Thursday 17 May 2012 by John Hyde

A Court of Appeal judge has criticised a defendant for rejecting mediation offered at a previous hearing - warning it will be a costly decision.

Lord Justice Longmore said it was a 'great pity' that appliance supplier Indesit, instructed by Plexus Solicitors, had not pursued the option of mediation as advised by Lord Justice Toulson in a personal injury case. Indesit had successfully defended a personal injury claim by employee Ali Ghaith, but Ghaith was subsequently given permission to appeal.

It was then that the appeal judge encouraged Indesit to pursue the option of mediation.

The company opted not to follow that advice on the grounds that costs had already exceeded the likely amount at issue. In a judgment given today, LJ Longmore said this was an 'inadequate response' that will 'inevitably result in a substantial increase in costs'.

He added: 'Indesit's reaction is all too frequent and the court has, since April of this year, decided that any claim for less than £100,000 will be the subject of compulsory mediation.

'It is devoutly to be hoped that such mediation will mean that these comparatively small claims will not have to be adjudicated by this court so frequently in future.'

His endorsement of mediation was backed by another member of the Court of Appeal panel, Lord Justice Ward, who said that 'if [both parties] have any sense, they will heed a recommendation to mediate'.

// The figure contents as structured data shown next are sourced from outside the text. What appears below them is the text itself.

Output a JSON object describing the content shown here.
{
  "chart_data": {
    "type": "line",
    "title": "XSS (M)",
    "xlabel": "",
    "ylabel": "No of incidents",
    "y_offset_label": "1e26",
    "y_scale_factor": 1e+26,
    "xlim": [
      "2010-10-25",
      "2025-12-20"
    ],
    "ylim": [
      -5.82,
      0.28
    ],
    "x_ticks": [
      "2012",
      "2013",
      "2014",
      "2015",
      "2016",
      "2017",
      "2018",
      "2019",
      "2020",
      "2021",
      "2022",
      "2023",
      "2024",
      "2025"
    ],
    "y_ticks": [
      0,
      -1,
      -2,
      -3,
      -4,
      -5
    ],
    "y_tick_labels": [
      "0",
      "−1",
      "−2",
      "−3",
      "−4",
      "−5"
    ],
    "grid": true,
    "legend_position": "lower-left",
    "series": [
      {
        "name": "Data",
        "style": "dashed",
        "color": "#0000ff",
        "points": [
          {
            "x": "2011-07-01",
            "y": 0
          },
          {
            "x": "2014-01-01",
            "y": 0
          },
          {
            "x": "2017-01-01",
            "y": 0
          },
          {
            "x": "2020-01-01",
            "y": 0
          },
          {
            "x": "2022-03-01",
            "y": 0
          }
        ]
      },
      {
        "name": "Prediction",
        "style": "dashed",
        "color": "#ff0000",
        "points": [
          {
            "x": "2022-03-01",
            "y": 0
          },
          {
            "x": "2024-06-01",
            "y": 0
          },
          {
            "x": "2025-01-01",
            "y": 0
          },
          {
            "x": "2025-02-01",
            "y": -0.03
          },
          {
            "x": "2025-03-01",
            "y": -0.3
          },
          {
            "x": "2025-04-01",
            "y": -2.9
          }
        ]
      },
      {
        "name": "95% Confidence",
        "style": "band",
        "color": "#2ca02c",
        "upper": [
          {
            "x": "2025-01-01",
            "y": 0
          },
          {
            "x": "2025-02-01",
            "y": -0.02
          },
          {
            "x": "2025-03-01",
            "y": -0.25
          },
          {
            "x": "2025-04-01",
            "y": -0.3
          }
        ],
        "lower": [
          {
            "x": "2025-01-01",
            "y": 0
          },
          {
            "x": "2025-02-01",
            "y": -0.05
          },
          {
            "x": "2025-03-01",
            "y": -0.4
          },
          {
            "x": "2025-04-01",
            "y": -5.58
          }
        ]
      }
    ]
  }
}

He explained that the mediator had a 'canny knack of transforming the intractable into the possible' and that mediation should not be spurned when it is offered.

Ghaith, who had aggravated a back injury while lifting washing machine parts for a stock-take in 2007, sued his employer for personal injury, alleging a breach of manual handling regulations. It was agreed that liability (if any) would be no more than £60,000 because of the nature of the injury.

The claim had failed in the civil court on the grounds there was nothing more that could have been done on the part of the defendant.

But after Ghaith was given permission to appeal, LJ Longmore concluded he would allow the appeal and sent the matter to the County Court for an assessment of quantum.